Questo è il vero “busillis” che il cerchio magico del M5S accantona, depista e nasconde, chiudendosi a riccio verso altre forze politiche anche non ostili, ma oggi con questo contratto anche contro certi movimenti popolari (Notav, ecc).
Non discuto degli altri partiti perchè è ovvia la loro appartenenza al potere costituito(Lega compresa), ma criticare e dare elementi di riflessione a chi sta in questo gruppo è per me importante .
Se non cambia qualcosa nella forma all’interno, se non ci si radica sul territorio spiegando ad ogni cittadino cosa vuoi fare, quando sulla carta almeno …una volta, erano rivoluzioni sociali complesse da interpretare deve passare da un rivolgimento che vedo oggi di difficile attuazione reale di cambiamento della struttura organizzativa e della forma di democrazia interna che oggi è autobloccante e rigida di fatto. Se non spieghi all’ultimo precario perché serve una via autonoma nazionale e come lo vuoi fare non sarà possibile farlo perché non ti appoggerà e nessun “Governo Provvisorio” fatto con accordi sottotraccia sarà davvero risolutivo . Il potere reale attuale ha mezzi e tempo illimitato per confonderti, per trovare rimedi e opprimerti.

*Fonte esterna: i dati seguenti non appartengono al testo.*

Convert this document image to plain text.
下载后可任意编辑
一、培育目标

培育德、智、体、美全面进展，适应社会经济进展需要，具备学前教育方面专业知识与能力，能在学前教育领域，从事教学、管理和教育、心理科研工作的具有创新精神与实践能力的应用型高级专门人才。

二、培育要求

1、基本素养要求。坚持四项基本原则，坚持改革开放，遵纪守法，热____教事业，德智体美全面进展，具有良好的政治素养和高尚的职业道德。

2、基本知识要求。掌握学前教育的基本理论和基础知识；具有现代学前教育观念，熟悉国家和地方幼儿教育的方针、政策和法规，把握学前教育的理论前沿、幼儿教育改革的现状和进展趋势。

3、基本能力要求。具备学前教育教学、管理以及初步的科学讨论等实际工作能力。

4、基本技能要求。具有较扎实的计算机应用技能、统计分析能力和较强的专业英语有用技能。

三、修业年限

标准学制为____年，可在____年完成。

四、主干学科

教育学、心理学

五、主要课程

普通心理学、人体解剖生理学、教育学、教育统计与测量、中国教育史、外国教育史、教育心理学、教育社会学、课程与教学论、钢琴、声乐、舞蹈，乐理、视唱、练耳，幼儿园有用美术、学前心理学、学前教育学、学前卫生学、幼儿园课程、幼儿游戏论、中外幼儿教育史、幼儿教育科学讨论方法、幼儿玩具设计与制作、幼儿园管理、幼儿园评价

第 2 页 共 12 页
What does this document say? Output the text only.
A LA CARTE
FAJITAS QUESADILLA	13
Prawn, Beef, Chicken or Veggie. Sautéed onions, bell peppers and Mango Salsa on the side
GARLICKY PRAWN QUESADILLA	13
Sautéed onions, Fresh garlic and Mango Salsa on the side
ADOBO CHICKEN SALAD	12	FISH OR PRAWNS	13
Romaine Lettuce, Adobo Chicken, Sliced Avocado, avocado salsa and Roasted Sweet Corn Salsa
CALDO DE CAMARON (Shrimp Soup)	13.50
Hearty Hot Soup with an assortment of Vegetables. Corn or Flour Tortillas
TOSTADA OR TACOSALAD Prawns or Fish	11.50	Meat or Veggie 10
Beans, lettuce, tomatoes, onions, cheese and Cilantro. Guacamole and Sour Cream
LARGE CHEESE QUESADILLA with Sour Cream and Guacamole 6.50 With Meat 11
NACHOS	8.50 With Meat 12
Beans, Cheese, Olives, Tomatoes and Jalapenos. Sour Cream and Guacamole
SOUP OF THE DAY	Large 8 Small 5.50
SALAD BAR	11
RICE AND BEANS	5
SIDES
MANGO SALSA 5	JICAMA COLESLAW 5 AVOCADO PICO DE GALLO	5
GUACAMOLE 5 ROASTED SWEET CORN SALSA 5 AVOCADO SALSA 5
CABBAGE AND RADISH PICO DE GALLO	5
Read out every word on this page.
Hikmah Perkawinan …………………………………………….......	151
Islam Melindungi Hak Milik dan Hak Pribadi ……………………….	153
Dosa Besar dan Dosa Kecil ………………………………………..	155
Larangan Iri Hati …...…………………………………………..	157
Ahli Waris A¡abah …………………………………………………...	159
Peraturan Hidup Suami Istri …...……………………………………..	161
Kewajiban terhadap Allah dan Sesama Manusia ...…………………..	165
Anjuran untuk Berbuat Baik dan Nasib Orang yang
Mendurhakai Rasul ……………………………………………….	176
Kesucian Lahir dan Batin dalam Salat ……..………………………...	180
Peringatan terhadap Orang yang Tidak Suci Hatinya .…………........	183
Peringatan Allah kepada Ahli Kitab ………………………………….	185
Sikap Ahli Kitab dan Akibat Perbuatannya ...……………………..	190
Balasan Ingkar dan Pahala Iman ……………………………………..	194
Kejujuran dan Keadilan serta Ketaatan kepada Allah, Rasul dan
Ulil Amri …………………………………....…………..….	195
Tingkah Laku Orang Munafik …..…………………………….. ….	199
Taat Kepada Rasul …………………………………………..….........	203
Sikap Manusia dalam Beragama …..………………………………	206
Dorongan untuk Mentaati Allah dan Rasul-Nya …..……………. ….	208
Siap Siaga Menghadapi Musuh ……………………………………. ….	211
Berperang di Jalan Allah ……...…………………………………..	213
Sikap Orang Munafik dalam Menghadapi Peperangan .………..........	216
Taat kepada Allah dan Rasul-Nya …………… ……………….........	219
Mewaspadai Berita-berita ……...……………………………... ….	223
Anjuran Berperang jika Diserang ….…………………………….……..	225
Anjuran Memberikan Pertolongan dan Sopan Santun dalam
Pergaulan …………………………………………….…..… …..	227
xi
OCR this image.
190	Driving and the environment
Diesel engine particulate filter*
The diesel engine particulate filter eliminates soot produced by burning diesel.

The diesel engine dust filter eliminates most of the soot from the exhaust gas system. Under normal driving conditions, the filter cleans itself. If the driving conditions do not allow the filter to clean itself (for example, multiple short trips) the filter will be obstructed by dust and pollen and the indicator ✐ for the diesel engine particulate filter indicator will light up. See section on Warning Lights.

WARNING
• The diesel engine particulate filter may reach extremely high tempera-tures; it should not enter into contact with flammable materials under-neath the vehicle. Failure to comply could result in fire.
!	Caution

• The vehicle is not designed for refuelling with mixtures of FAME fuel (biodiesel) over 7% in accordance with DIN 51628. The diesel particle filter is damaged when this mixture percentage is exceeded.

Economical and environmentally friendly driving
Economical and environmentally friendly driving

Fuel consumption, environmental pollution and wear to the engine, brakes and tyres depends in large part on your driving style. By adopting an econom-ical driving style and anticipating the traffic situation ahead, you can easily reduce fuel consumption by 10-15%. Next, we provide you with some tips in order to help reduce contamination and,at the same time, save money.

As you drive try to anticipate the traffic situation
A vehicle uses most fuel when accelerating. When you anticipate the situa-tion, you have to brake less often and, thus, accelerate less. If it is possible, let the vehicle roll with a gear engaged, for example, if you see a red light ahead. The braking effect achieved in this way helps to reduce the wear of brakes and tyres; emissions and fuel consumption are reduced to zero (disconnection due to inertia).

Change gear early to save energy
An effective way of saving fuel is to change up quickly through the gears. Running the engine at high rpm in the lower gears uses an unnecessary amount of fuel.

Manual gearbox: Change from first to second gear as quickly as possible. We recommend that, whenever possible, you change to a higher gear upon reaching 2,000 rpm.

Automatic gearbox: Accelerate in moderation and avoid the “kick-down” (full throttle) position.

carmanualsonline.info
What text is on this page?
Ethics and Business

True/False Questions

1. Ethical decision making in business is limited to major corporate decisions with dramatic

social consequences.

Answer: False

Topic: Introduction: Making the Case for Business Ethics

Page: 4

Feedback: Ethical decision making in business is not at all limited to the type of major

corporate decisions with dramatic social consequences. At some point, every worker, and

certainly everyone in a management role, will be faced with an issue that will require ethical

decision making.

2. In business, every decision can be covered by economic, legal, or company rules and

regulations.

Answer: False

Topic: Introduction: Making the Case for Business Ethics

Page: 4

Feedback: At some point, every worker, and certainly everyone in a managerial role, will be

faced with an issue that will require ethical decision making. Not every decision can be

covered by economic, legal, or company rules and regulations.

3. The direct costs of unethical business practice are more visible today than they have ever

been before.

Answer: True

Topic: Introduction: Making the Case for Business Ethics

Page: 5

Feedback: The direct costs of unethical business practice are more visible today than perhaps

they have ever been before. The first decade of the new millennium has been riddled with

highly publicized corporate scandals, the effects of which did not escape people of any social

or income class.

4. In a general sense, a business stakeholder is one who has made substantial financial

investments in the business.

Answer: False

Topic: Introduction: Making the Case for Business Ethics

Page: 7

Se si va di nuovo al voto proprio per il metodo nascosto ai più di finta democrazia partecipata, al di là della farsa delle dirette del giggino o alcuni altri, creerà maggiore astensionismo fra gli elettori di area, proprio perché non c’è un segno di ravvedimento, di cambio di metodo generale del modo di fare politica e se ne avvantaggerà la Lega che stando equidistante, ma rimanendo in comunicazione reale col CDX potrà avvantaggiarsene anche con un crollo di F.I. . La lega non ha sacrificato nulla delle sue intenzioni, il M5S molto, per volontà di governo senza capacità costruita  a priori.